We vacation in Copacabana–my maternal, ancestral homeland. The altitude and bus trip drain you. She smiles hatefully at you. You fight with her in your own, civilized way. You are unable to remember what brought you together. History holds us captive and the skies match the lake in their cold, high blue.
Winter 1999 to present:
You watch cancer ravage and destroy the life of your wife in a few short months after receiving a final letter where she says she’s never coming back. She comes back anyway, to die. You watch your grown children struggle through redefining their connections in her absence. Some are yet to be repaired.
You sit in your silent, clean apartment. The memories accost you at dusk, into the night and you nearly break from regret. Always, the regret steals your dreams and you wake up empty. You wear solitude like a second skin. You have three cancers. Two in remission. The remaining one probably won’t kill you. You pass the time in a place with open skies and a dry wind. You don’t get much sun. You wear your past in the lines that frame your tired eyes. You still have a full head of hair and nice skin for being 85. Memories laced with regret weigh heavy on your slight frame and your breath is often short. You hang on.

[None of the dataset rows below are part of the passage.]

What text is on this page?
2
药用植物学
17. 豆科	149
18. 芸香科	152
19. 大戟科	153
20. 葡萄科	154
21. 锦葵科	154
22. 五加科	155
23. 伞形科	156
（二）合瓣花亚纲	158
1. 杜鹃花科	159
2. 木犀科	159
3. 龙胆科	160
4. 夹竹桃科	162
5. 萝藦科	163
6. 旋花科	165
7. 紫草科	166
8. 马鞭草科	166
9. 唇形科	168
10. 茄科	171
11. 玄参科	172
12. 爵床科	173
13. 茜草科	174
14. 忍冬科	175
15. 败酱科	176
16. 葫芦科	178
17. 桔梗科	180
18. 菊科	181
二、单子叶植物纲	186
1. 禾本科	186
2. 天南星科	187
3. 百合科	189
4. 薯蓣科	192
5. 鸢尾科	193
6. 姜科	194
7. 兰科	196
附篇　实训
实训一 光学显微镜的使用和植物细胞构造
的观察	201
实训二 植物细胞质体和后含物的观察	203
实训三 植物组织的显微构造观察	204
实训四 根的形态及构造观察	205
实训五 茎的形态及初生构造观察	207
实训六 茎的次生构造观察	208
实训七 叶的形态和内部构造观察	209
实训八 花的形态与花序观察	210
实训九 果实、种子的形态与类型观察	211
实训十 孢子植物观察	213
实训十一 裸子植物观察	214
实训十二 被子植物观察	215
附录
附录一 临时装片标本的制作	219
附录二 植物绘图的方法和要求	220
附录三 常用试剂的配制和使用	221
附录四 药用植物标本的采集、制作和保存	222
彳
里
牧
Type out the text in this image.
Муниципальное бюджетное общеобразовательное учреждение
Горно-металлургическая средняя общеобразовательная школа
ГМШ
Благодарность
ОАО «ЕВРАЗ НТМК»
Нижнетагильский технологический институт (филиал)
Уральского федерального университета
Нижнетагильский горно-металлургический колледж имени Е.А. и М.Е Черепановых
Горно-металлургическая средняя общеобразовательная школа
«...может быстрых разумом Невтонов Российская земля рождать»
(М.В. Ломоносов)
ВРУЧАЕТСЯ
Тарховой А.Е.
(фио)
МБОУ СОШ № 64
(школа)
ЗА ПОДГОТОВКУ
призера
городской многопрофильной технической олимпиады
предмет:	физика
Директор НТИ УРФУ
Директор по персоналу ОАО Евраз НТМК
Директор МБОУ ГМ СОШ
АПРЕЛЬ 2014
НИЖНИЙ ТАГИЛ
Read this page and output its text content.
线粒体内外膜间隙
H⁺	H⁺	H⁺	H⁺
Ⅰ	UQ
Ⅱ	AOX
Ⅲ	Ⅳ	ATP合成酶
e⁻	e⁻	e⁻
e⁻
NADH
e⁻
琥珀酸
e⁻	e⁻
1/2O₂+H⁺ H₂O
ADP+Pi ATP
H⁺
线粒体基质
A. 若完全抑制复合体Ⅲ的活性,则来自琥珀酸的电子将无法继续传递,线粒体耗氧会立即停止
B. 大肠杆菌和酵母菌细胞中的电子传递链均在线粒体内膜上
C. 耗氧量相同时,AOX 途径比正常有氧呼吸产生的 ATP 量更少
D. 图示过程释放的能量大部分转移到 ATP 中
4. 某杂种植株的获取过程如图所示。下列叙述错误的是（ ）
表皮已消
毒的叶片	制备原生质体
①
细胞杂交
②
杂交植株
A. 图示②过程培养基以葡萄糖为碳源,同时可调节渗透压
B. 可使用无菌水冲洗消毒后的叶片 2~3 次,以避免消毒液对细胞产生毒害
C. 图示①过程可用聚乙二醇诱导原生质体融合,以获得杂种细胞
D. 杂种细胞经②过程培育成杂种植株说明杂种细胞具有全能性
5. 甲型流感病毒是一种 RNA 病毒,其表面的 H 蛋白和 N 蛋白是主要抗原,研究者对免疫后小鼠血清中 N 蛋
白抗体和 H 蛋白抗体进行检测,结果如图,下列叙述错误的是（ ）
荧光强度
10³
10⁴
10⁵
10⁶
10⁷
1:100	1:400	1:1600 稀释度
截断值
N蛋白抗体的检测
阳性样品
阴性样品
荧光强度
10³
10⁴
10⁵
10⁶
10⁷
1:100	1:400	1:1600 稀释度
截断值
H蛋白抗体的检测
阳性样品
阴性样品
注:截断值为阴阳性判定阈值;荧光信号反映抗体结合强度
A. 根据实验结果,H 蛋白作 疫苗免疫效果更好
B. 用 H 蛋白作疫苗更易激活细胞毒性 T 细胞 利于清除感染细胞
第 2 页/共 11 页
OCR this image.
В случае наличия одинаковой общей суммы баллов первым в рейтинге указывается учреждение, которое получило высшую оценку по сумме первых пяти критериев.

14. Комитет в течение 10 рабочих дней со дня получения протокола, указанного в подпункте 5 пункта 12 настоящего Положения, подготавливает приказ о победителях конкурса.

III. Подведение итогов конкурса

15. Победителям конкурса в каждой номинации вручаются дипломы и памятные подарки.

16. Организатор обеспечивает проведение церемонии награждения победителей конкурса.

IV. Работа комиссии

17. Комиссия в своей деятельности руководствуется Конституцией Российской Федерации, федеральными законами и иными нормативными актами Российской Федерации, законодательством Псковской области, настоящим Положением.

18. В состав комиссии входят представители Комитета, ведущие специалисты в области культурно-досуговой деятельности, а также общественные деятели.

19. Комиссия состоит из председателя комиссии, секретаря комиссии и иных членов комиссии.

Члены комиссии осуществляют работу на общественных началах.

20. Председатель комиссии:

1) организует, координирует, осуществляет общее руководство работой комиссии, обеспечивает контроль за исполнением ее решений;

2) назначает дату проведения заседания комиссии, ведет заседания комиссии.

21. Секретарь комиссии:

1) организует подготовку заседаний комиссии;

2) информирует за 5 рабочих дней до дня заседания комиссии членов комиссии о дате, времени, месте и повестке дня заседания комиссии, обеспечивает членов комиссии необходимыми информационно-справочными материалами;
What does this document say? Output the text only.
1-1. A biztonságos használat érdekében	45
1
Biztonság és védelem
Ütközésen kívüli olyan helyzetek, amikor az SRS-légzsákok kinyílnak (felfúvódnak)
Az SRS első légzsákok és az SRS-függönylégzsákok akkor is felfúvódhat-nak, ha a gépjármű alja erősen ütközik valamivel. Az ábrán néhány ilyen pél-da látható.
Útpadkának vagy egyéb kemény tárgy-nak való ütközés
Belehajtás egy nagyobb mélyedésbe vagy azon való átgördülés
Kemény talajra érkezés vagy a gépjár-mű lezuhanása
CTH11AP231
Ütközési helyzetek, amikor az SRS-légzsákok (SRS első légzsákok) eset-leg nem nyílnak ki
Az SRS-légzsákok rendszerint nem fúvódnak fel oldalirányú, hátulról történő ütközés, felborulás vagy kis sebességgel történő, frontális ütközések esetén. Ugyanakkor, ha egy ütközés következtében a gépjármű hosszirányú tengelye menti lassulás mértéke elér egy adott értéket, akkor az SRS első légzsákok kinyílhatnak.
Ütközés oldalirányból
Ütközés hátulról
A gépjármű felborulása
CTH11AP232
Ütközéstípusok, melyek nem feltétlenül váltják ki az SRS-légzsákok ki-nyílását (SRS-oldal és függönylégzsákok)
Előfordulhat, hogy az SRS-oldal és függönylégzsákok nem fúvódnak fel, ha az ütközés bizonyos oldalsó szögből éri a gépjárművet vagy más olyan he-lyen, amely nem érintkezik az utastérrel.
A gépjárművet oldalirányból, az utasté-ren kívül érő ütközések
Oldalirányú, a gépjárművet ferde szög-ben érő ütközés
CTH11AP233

We talk once a week, if not more. You always answer the phone. You always try to insert something positive through your anguish. You are reliable and generous. You have taught me how to approach things with a methodology. To be responsible, polite and on time. You loved me from the beginning. Before the beginning, even. And to have been so unwaveringly loved and supported are the reasons I walk tall and trust myself. You are the reason I believe I am deserving of love. I don’t know that I will experience that level of selflessness. I suspect it’s unique to being a parent, of which I am not. But you raised, supported and created five entire beings. Held together whole families across continents. You were in two places at once my whole life. For us, you abandoned your own history, culture, language, wealth and social standing.
My throat swells and I choke down a lump of ineffable gratitude. Words cannot adequately honor our connection or what I owe you, for you gave me the freedom to be myself. Thank you forever and beyond, until there is no more forever. And past that. To the other forever. Until I can hear again, all the songs you sing for God.